Covid-19: Google now eyeing flexible work week; delays office return
With the pandemic still in full swing and the first doses of a coronavirus vaccine just starting to ship in the United States, Google has pushed back the planned return to the office by a few months, to September 2021.
But even as it extends the remote work period for most of its staff, Google is laying out a series of proposed changes that may substantially alter how its employees and people at other technology companies will work.
In an email to the staff on Sunday night, Sundar Pichai, chief executive of Google’s parent company, Alphabet, said the company was testing the idea of a “flexible workweek” once it is safe to return to the office. Under the pilot plan, employees would be expected to work at least three days a week in the office for “collaboration days” while working from home the other days.
“We are testing a hypothesis that a flexible work model will lead to greater productivity, collaboration, and well-being,” Pichai wrote in an email obtained by The New York Times. “No company at our scale has ever created a fully hybrid work force model — though a few are starting to test it — so it will be interesting to try.”

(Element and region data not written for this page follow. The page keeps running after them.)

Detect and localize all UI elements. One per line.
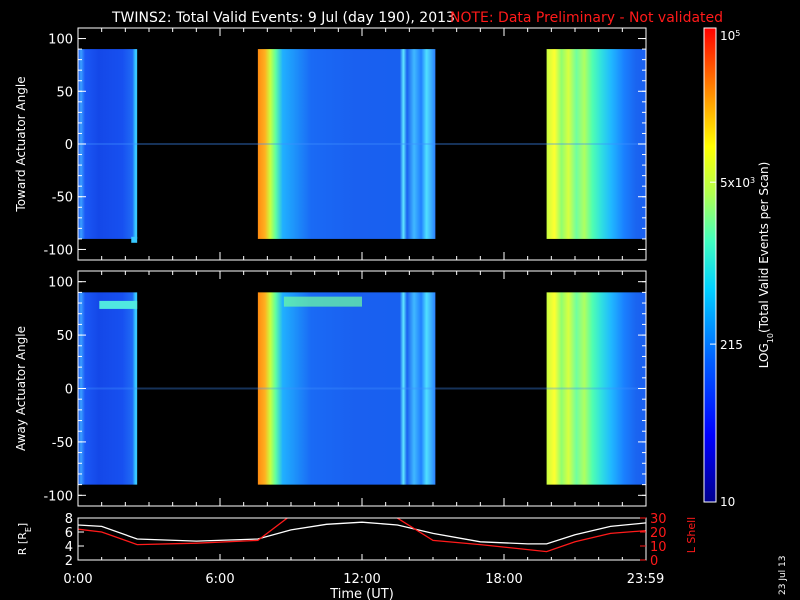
ytick-label: 0 <box>65 383 73 398</box>
xtick-label: 23:59 <box>627 572 664 587</box>
bright-patch-2 <box>283 296 362 307</box>
away-heatmap-panel: -100 -50 0 50 100 Away Actuator Angle <box>14 270 647 507</box>
ytick-left-label: 6 <box>65 526 73 541</box>
xtick-label: 18:00 <box>485 572 522 587</box>
ytick-label: 0 <box>65 138 73 153</box>
ytick-label: -50 <box>52 191 73 206</box>
xtick-label: 0:00 <box>63 572 92 587</box>
ytick-label: -50 <box>52 436 73 451</box>
edge-artifact <box>131 236 138 243</box>
ytick-right-label: 0 <box>650 554 658 569</box>
x-axis-label: Time (UT) <box>329 587 394 600</box>
plot-title: TWINS2: Total Valid Events: 9 Jul (day 1… <box>111 10 455 26</box>
zero-band <box>78 143 646 145</box>
bright-patch <box>99 300 138 309</box>
colorbar-label: LOG10(Total Valid Events per Scan) <box>757 162 775 369</box>
xtick-label: 12:00 <box>343 572 380 587</box>
colorbar-tick-label: 215 <box>720 338 743 352</box>
ytick-label: 50 <box>56 85 73 100</box>
ytick-left-label: 4 <box>65 540 73 555</box>
ytick-label: 100 <box>48 33 73 48</box>
colorbar-tick-label: 10 <box>720 495 735 509</box>
xtick-label: 6:00 <box>205 572 234 587</box>
panel-ylabel: Toward Actuator Angle <box>14 76 28 212</box>
heatmap-segment-1 <box>257 292 436 485</box>
colorbar-tick-label: 5x103 <box>720 176 755 191</box>
colorbar: 10 215 5x103 105 LOG10(Total Valid Events p… <box>703 27 775 509</box>
date-stamp: 23 Jul 13 <box>778 556 788 596</box>
ytick-right-label: 20 <box>650 526 667 541</box>
preliminary-note: NOTE: Data Preliminary - Not validated <box>450 10 723 26</box>
heatmap-segment-2 <box>546 49 646 239</box>
lshell-series-line <box>78 518 646 553</box>
ytick-left-label: 8 <box>65 512 73 527</box>
colorbar-gradient <box>703 27 717 503</box>
heatmap-segment-0 <box>78 292 138 485</box>
zero-band <box>78 387 646 390</box>
toward-heatmap-panel: -100 -50 0 50 100 Toward Actuator Angle <box>14 27 647 261</box>
ytick-label: -100 <box>43 243 73 258</box>
r-axis-label: R [RE] <box>16 523 33 555</box>
ytick-label: -100 <box>43 489 73 504</box>
lshell-axis-label: L Shell <box>685 517 698 553</box>
ytick-label: 50 <box>56 329 73 344</box>
r-series-line <box>78 521 646 545</box>
panel-ylabel: Away Actuator Angle <box>14 326 28 451</box>
heatmap-segment-0 <box>78 49 138 239</box>
ytick-label: 100 <box>48 276 73 291</box>
ytick-right-label: 30 <box>650 512 667 527</box>
ytick-left-label: 2 <box>65 554 73 569</box>
ytick-right-label: 10 <box>650 540 667 555</box>
heatmap-segment-1 <box>257 49 436 239</box>
colorbar-tick-label: 105 <box>720 29 740 44</box>
heatmap-segment-2 <box>546 292 646 485</box>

One thing not mentioned in Pichai’s email is whether the company will require employees to take the coronavirus vaccine before returning to the office. Google has said it recommends that employees obtain the vaccine when their health care provider or local public health authority has told them it’s available to them, said Gina Scigliano, a Google spokeswoman. Google has said it is looking for opportunities in mid-to-late 2021 to help make Covid-19 vaccines available to its workers, but only after high-risk and high-priority people globally have received the vaccines.
The timing of Google’s plan to roll out the flexible work schedules is still up in the air, because of the different state of the coronavirus in different countries. And the new schedules may not apply to some Google employees, like workers who spend lots of time with customers or employees at its data centers or labs.